Он с полминуты думал-думал, а потом ответил:
— Два моря уколов, детка, я сделал.
Все засмеялись.
А он вдруг прикусил намокшие в чае усы и заплакал. Кулаками, точно малец, растирал глаза, и чувствовалось, что был он глубоко опечален.
Мы стали его успокаивать:
— Ну будет вам, Иван Иванович! Из-за какого-то пустяка, уколов, расплакались…
— Детки мои, да все-то дело в том, что я хоть и два моря уколов сделал, а вот мне-то за всю мою жизнь так никто и пол-укола не сделал…
И он опять заплакал. Ну мы, конечно, разобрались в диагнозе и, чтобы его успокоить, сделали укол глюкозы. После укола он крякнул:
— А ведь вы, братцы, делаете не хуже моего.
— Как же, — ответили мы, — стараемся, Иван Иванович, походить на вас.
А он, подкрутив усы, многозначительно изрек:
— На меня не надо, надо лучше меня.
Работала в нашей бригаде фельдшерица Галя. Трудно ей было в жизни. Она рано потеряла мать, рано вышла замуж. Неожиданно запил ее муж. А у нее трое детей. И всех их надо прокормить да одеть. А у фельдшера ставка, чего там, раз, два и обчелся.

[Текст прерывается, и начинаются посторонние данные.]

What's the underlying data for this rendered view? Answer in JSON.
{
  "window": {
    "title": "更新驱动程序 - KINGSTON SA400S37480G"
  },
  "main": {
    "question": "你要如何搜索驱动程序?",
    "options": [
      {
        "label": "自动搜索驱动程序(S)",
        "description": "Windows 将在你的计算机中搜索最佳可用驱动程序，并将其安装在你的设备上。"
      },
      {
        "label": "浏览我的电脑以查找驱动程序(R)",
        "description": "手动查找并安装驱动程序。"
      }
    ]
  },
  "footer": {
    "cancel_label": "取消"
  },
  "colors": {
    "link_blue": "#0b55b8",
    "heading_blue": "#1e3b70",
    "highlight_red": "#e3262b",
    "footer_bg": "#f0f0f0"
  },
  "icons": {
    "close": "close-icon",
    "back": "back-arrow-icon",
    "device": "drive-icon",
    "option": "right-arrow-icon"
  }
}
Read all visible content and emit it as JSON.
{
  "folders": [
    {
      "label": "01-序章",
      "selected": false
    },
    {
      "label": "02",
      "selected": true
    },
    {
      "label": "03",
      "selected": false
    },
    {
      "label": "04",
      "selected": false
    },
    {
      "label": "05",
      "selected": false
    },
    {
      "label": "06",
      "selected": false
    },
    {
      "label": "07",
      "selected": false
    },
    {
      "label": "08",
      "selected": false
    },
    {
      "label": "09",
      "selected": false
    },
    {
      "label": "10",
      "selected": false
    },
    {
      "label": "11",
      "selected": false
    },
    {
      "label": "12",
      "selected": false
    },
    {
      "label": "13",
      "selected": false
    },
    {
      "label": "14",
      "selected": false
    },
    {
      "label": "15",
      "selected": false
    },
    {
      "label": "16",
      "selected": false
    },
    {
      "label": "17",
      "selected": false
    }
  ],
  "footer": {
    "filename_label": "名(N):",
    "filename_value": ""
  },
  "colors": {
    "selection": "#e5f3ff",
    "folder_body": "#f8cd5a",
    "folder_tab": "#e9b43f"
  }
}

Неожиданно узнаю я, что Галя, бросив медицину, ушла на завод: зарплату ей там посулили хорошую, детей сразу же в детсад пристроили. Но через месяц Галя вернулась к нам, оставив на заводе совместительство.
А вышло все так. Раз во время работы потеряла сознание женщина. Падая, голову разбила. Рабочие позвонили в «Скорую». «Скорая» пообещала приехать минут через десять, а больной хуже и хуже.
— Надо позвать Галю из ОТК. Она раньше на «Скорой» работала.
Прибежала Галя, ловко остановила у больной кровь, перевязала, таблеток каких-то дала, она всегда с собой, «по старой привычке», сумочку с медикаментами носила. К приезду «Скорой» больная ожила. Прибывший врач руками развел: «Тут все путем. Тут ваша Галя и без нас все сделала…»
— Вот так Галя из ОТК! — удивились все. А кто-то сказал:
— А скольким бы людям она помогла за то время, что у нас…
Побледнела Галя. А потом вдруг как зарыдает.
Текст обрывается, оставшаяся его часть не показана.